Mãe e padrasto de menina que morreu de fome são condenados na Grã-Bretanha

A mãe e o padrasto de uma garota de 7 anos que morreu de fome em maio de 2008 foram sentenciados à prisão nesta sexta-feira por homicídio culposo.

Quando foi resgatada de sua casa em Birmingham, Grã-Bretanha, a menina Khyra Ishaq estava esquálida, pesando apenas 16,5 quilos. Ele foi declarada morta ao chegar ao hospital local.

Sua mãe, Angela Godon, de 35 anos, que havia sido considerada culpada de homicídio culposo no mês passado, foi sentenciada nesta sexta-feira a 15 anos de prisão, dos quais sete e meio deverão ser cumpridos na cadeia e o restante em liberdade condicional.

A pena do padrasto da menina, Junaid Abuhamza, de 31 anos, também foi de prisão. Mas o período de 7 anos e meio de cadeia poderá ser estendido por tempo indeterminado.

"Abuhamza sofre de esquizofrenia e apesar de ele estar em condições de aparecer na corte, três psiquiatras concordaram que ele necessitará de suporte e monitoramento pelo resto da vida", disse o repórter da BBC Peter Wilson.

Segundo ele, a corte considerou que, devido à sua condição psicológica, o réu pode representar um risco para o público. Por isso, não será posto em liberdade até que "demonstre não ser mais uma ameaça para a comunidade".

Comportamento 'cruel' O juiz responsável pelo caso, Roderick Evans, descreveu como "cruel" o comportamento dispensado pelo casal à filha.

À corte foi dito que Khyra morreu de uma infecção causada por meses de inanição. A casa dela, porém, estava repleta de alimentos, os quais não eram fornecidos à menina nem aos seus cinco irmãos. Dois deles também estavam desnutridos quando foram resgatados.

Nas raras ocasiões em que eram alimentadas, as crianças compartilhavam uma porção de pão ou de mingau que comiam com as mãos.

Evans disse a Gordon que sua atitude foi "horrível", ainda mais pelo fato de ela ser a mãe da menina.

"Não é correto dizer que essas crianças sofreram por negligência.
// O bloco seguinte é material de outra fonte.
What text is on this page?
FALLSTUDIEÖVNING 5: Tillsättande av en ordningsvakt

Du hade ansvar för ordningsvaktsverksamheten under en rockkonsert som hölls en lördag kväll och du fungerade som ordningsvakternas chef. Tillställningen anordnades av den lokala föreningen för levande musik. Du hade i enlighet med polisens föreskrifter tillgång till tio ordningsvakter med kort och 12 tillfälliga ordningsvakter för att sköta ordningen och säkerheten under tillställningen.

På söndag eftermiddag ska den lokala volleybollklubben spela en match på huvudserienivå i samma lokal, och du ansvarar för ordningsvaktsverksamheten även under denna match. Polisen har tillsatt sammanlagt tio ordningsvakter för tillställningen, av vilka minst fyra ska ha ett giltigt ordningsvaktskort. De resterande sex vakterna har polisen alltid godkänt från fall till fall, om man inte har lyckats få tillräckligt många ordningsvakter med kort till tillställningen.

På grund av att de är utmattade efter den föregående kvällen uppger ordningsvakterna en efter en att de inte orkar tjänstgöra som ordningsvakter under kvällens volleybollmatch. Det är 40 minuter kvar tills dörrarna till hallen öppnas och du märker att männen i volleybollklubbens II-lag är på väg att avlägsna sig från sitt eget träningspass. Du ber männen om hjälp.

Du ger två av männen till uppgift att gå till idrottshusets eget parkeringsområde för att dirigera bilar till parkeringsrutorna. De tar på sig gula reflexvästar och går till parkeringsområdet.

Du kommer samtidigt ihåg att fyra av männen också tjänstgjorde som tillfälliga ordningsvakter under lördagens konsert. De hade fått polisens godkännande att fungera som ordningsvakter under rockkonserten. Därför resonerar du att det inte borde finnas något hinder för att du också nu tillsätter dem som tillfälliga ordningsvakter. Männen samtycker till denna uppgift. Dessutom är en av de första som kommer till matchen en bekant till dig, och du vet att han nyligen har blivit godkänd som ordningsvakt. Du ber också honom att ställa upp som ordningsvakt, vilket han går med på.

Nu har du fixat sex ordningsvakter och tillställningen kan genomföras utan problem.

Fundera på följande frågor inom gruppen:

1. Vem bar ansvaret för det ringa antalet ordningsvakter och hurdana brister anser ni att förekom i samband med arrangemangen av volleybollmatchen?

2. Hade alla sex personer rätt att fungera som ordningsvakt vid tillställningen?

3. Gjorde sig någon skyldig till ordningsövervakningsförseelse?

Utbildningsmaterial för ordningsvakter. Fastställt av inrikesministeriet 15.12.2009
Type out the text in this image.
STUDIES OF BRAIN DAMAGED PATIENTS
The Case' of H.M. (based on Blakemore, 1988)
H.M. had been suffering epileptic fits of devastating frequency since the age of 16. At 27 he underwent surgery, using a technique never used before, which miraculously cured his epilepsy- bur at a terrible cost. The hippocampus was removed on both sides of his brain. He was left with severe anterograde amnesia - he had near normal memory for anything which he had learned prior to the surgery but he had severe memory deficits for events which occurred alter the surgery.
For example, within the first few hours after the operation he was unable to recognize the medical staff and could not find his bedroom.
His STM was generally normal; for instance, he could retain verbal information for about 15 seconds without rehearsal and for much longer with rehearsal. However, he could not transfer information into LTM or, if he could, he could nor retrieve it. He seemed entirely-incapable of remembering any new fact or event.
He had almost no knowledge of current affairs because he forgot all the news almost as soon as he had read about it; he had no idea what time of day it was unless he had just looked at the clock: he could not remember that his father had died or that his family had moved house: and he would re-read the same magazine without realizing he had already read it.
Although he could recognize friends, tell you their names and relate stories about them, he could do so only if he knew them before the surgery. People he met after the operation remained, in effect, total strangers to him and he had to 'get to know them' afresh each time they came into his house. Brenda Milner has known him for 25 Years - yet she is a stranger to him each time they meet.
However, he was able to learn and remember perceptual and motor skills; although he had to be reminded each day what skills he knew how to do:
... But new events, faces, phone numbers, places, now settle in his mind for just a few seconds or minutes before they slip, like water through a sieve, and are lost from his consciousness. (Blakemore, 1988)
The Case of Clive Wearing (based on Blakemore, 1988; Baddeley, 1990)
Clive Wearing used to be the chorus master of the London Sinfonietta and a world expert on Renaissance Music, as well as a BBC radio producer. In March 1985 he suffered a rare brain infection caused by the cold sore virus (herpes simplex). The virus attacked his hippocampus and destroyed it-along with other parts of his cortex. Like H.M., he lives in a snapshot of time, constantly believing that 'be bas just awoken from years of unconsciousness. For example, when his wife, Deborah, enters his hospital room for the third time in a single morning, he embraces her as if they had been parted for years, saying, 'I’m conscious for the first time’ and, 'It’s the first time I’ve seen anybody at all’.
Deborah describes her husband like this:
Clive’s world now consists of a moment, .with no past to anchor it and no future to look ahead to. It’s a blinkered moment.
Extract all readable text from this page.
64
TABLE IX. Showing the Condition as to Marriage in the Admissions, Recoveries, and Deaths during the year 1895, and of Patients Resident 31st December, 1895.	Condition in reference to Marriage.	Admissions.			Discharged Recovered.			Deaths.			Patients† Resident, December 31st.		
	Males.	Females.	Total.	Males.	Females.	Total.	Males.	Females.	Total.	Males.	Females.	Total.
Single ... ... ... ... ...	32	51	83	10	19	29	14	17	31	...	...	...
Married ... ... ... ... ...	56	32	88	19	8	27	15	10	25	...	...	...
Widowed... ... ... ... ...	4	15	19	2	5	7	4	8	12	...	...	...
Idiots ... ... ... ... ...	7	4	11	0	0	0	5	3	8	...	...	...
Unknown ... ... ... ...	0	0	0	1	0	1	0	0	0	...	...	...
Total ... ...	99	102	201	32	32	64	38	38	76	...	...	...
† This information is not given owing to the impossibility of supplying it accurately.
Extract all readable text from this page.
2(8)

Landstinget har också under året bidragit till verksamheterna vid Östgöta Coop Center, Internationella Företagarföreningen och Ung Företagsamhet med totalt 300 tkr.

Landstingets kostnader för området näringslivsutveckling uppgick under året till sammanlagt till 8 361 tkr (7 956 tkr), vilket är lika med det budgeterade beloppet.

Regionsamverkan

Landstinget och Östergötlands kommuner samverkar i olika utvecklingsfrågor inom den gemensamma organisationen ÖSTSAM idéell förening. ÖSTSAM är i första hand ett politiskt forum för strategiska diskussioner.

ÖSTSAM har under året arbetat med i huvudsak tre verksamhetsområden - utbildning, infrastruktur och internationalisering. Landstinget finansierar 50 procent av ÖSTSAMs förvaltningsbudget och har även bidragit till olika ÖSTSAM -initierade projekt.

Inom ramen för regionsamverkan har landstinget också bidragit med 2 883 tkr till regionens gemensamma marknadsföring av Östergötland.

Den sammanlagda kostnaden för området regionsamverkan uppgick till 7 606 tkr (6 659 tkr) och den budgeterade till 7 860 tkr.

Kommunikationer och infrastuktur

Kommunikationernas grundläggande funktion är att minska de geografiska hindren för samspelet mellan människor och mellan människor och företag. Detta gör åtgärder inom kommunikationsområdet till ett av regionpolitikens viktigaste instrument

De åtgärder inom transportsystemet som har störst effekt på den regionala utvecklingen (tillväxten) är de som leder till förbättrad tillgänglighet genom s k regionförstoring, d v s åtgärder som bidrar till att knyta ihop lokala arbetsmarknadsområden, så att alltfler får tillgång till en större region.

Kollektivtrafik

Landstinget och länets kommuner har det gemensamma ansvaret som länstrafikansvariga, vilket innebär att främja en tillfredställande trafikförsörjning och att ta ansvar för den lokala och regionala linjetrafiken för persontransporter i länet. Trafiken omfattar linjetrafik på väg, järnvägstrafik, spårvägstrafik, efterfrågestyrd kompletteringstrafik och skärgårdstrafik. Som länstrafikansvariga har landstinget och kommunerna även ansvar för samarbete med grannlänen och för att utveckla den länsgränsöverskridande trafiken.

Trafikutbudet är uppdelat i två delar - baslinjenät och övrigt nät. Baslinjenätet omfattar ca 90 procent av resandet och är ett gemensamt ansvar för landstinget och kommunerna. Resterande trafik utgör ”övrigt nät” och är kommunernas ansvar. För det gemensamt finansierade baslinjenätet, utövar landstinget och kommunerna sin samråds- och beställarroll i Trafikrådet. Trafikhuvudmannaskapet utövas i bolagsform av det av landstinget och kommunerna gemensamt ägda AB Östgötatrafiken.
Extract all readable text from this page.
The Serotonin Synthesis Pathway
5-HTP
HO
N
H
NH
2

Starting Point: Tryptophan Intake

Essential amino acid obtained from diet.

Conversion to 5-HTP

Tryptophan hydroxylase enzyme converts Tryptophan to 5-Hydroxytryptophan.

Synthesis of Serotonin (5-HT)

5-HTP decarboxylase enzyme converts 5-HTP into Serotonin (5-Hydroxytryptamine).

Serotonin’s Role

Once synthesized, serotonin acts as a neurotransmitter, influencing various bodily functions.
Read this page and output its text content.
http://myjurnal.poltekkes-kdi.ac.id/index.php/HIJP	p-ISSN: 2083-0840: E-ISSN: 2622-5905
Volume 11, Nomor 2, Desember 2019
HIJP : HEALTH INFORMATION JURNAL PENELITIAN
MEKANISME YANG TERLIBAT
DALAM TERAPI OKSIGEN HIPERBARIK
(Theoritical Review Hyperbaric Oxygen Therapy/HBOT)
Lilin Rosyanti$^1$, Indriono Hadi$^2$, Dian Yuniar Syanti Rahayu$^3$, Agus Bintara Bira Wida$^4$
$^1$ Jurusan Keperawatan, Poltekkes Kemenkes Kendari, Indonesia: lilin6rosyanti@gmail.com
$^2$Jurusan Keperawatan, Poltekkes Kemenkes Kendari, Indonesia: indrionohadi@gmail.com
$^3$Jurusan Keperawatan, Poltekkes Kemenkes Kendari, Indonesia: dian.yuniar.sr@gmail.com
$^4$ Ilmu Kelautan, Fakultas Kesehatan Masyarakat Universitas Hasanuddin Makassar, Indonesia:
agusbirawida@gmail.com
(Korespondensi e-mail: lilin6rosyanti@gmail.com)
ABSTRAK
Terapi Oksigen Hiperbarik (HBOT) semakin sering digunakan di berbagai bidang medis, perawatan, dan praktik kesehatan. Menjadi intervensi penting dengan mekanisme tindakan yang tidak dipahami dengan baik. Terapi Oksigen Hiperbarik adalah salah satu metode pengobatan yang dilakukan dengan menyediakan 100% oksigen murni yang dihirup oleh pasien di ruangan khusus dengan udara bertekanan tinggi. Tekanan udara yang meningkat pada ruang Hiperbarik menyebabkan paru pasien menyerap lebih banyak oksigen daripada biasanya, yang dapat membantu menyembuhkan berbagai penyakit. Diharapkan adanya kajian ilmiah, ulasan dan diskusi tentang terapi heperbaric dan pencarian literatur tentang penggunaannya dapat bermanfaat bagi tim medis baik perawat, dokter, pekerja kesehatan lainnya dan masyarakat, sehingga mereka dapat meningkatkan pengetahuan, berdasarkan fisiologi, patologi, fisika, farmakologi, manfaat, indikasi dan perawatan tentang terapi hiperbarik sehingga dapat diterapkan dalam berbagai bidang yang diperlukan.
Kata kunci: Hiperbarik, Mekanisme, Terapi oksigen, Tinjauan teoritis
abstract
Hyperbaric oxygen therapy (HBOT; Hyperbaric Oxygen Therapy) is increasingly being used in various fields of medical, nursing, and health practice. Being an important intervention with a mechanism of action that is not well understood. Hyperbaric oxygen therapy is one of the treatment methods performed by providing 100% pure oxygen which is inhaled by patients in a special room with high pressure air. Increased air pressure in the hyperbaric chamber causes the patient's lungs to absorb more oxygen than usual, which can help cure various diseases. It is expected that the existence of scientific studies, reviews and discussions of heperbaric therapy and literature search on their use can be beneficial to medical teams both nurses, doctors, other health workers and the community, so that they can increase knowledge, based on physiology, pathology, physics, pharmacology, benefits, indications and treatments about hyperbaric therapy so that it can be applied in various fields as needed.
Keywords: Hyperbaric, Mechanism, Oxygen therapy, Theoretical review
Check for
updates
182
Negligência é uma descrição inadequada e inapropriada da forma como as crianças foram tratadas", disse o juiz.

Para o magistrado, "elas foram sujeitas a um regime doméstico de punição que era assustador por sua dureza e crueldade".

Assistência social Na sessão judicial que os condenou no mês passado, o tribunal ouviu que a menina ainda estaria viva, caso os serviços de assistência social tivessem detectado a crueldade que vinha ocorrendo.

"É inacreditável que, em 2008, em uma cidade agitada, frenética e moderna como Birmingham, uma criança de sete anos fosse tirada da escola e a partir de então mantida em condições esquálidas por um período de cinco meses antes que ela finalmente morresse de inanição", afirmou a juiza King que comandou o julgamento.

O caso se soma a uma série de ocorrências em que os serviços de assistência social britânicos são acusados de falhar em sua missão de proteger as pessoas, em especial as crianças.

Na quinta-feira, foi divulgada uma auditoria que revelou que 28 órgãos públicos britânicos falharam no caso do pai que, ao longo de 30 anos, estuprou e engravidou 18 vezes suas duas filhas.